For a while last week, it looked like we might break a record for precipitation this month. We still have one more day left in the month, and they are forecasting rain, but it looks like the record is out of reach. However, we did well, especially for a drought year. We have had 451 mm of rain this month, 44% of our total precipitation for the year, making it the third wettest November ever, after 1908 and 2006.
Of course, the weather is getting colder, and it will not be long before some of that wet season precipitation falls in more solid form. Last winter's heavy snow tore off our gutters as it avalanched off the roof. We had the gutters replaced in the spring, a necessity for our rainwater collection system. This week, in order to prevent the same thing happening again and ruining our nice new gutters, we had snow stops installed on the roof.
Apparently, half of Denman Island is installing snow-stops, and the installers are run off their feet. They told us that they have people flagging them down by the side of the road and asking about installation.

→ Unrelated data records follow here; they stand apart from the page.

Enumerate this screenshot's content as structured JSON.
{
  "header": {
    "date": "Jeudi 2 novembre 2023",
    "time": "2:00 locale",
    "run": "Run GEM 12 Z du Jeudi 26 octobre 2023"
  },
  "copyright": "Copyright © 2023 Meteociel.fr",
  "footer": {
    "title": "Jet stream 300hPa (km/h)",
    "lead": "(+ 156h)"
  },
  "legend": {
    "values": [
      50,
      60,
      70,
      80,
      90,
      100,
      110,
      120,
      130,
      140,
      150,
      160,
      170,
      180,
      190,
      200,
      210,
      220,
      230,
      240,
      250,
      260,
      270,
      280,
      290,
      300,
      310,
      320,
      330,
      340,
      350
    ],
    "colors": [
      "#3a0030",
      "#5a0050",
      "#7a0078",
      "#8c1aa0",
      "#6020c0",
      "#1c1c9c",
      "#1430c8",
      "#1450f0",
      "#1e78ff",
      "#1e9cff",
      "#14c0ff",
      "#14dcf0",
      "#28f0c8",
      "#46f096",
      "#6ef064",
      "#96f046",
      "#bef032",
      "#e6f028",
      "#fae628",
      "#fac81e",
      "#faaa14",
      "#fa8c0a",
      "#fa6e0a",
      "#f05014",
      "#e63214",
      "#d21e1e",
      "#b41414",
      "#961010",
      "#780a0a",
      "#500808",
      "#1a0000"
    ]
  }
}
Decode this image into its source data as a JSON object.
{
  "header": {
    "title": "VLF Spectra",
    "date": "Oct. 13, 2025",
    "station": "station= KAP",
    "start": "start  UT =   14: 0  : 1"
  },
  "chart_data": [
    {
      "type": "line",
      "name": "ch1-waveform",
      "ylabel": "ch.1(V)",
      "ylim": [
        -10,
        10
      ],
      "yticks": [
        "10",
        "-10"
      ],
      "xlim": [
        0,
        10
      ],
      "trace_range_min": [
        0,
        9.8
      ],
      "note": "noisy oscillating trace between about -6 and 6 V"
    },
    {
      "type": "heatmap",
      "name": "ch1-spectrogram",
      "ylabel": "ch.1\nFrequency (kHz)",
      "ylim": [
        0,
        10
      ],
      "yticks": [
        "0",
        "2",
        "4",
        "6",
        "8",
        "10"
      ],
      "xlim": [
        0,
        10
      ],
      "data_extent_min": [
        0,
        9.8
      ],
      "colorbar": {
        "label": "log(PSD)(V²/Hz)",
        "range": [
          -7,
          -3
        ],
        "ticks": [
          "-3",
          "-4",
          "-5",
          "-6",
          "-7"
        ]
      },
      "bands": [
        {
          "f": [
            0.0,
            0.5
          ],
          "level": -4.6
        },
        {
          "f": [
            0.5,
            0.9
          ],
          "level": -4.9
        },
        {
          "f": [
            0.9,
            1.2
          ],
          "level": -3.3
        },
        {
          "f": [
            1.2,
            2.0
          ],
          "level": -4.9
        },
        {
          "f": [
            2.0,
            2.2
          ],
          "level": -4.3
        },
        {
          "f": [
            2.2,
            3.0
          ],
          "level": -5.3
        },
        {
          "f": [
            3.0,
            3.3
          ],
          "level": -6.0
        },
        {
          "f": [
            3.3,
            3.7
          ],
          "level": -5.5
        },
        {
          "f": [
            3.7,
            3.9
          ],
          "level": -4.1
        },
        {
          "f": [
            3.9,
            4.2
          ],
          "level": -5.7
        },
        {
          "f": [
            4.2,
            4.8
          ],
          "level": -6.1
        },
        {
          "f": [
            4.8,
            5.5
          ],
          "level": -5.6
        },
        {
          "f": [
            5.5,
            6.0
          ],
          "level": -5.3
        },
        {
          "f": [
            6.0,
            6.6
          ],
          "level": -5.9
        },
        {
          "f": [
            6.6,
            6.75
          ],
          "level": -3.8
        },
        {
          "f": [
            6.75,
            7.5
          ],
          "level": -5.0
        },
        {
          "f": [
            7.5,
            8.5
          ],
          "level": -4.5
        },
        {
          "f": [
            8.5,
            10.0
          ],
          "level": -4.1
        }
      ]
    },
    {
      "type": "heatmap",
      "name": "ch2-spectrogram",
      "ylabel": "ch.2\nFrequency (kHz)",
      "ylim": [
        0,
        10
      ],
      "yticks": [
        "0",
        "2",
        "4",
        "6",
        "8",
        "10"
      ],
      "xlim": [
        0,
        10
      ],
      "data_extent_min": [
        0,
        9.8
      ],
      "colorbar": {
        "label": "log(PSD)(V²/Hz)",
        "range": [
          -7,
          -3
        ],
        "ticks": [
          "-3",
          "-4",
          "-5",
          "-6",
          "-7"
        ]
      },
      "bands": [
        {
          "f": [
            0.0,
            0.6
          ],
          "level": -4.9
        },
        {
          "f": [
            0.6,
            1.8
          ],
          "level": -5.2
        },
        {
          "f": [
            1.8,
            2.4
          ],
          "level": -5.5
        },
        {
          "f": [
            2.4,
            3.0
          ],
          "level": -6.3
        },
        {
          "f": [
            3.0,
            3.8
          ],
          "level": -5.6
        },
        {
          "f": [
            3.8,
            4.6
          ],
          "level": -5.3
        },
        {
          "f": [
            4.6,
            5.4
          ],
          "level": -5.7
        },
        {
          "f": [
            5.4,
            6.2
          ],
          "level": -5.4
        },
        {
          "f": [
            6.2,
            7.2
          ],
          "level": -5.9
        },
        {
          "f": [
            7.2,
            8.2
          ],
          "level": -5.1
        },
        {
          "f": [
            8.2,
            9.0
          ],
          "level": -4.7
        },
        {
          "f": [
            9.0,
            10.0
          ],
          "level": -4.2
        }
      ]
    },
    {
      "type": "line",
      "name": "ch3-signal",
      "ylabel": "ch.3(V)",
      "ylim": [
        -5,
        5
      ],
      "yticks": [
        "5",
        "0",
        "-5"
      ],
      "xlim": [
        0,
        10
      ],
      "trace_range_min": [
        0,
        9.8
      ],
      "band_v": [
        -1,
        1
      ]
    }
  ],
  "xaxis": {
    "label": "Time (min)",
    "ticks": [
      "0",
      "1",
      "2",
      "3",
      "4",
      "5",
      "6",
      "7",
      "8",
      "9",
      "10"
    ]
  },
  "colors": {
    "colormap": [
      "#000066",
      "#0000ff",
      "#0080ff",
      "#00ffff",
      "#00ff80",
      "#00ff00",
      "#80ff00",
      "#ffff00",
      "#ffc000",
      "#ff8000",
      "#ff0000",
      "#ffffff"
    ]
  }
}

Last week, I confidently reported victory in my battle of wits against our neighbours' cat, Java. It seems that my claim was premature.
Earlier this week, Wendy and I were quietly reading when we heard a commotion of yowling and hissing at the cat door, followed by the panicked entrance of our two cats. Java had somehow managed to cross the net barrier and get into our cats' play area. He then went up the ramp and hid in the enclosure on the deck, where he ambushed them. Our cats were totally freaked out, to the point where they are now reluctant to venture outside, even in nice weather.
This means war. The battle has now gone high-tech, with the installation of an electric fence. I would like to say that that will stop him, but he is one resourceful cat. So, we shall see. It is a bit disconcerting to be losing a battle of wits with a cat.
My project for this coming week, when not drafted for war duty, will be to start work on a new shelving unit for the living room.